Retirement village operators must provide prospective residents with a disclosure statement before entering into a contract. The contract governs the rights and responsibilities of the resident and retirement village, and sets out details of occupancy rights, use of common facilities, the services included which may be assisted living or aged care, the fee structure including ongoing contributions for management and maintenance, and relevant exit fees.
Commercial and retail leasing
A commercial lease governs the relationship between a landlord (lessor) and tenant (lessee) regarding the lessee’s right to occupy premises owned by the lessor. Commercial leases are frequently the subject of legal disputes which often occur due to poorly drafted, ambiguous or non-existent lease agreements, and / or the failure of a party to understand the terms of the lease.
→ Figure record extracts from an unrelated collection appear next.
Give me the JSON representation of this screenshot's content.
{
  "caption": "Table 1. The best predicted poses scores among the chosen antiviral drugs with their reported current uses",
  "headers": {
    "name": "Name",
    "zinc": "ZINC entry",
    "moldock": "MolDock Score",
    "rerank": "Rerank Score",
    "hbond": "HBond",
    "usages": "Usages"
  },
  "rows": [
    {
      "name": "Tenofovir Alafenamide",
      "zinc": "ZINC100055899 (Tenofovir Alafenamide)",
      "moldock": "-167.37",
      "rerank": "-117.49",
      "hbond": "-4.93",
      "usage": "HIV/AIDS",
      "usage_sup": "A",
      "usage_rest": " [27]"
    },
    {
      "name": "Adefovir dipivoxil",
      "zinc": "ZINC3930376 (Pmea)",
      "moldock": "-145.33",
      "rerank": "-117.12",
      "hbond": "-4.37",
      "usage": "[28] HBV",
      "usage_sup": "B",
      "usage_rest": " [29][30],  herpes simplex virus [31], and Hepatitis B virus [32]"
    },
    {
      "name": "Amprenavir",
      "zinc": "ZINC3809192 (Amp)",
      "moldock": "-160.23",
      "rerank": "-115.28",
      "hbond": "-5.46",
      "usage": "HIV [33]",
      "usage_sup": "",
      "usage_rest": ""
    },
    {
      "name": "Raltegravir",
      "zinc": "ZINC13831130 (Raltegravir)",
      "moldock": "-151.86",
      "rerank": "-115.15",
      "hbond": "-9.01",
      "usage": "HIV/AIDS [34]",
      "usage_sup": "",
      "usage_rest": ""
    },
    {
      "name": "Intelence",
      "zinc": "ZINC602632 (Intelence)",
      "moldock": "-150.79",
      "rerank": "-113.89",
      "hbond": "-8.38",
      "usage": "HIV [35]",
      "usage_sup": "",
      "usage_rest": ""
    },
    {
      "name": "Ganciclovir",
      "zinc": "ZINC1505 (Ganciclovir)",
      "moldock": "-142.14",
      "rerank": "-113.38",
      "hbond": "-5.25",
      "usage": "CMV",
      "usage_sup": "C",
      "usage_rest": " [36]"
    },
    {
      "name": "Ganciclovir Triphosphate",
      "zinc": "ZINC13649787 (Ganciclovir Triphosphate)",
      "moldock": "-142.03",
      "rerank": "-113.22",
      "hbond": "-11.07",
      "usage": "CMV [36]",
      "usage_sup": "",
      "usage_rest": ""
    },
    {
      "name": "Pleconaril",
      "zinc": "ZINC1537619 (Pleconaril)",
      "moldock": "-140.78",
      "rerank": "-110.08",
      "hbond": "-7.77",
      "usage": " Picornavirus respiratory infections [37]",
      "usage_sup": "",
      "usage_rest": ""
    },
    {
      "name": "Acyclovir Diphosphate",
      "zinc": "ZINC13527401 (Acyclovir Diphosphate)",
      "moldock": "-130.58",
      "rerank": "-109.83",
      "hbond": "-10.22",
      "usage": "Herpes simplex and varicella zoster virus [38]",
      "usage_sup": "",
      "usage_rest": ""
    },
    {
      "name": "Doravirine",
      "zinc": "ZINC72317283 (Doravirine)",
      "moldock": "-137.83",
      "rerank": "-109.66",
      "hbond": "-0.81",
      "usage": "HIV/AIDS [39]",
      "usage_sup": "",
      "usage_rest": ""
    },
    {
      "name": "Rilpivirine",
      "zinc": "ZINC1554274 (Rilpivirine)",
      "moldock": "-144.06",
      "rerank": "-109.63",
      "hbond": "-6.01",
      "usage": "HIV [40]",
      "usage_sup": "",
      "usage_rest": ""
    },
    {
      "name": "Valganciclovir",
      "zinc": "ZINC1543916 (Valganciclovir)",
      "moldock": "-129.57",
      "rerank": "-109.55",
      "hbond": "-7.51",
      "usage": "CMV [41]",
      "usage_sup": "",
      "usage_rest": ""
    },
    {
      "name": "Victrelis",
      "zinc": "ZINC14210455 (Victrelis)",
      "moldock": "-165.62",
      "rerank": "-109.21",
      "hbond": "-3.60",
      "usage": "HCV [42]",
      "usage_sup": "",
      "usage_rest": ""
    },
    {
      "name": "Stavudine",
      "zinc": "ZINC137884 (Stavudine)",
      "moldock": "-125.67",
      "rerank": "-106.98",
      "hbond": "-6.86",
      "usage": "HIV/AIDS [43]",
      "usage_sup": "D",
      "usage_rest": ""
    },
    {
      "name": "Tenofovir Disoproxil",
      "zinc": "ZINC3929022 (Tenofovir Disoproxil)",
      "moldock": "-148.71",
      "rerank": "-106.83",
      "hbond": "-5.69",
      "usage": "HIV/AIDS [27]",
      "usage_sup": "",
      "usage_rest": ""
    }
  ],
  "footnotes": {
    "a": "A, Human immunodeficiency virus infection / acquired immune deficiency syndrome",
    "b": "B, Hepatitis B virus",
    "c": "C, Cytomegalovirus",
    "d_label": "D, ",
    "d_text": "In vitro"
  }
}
A leasing arrangement is a valuable commodity for both the lessor (whose investment in the commercial premises must be adequately protected) and the lessee (who relies on reasonable terms and security of location to operate a business). Ironically however, the importance of scrutinising lease terms to ensure they balance the rights and responsibilities of both parties is often overlooked.
Retail leases are commercial leases regulated by specific legislation which typically applies to premises within shopping centres or that are used wholly or predominantly for conducting a retail business. Retail leasing legislation aims to enhance consumer protection by stipulating minimum terms and conditions and limiting certain provisions that are deemed unreasonable for a lessee. The legislation also imposes certain disclosure obligations upon a lessor.
Lessors and lessees should obtain appropriate advice to ensure their negotiations are properly reflected in a lease agreement, and the provisions comply with any relevant legislation.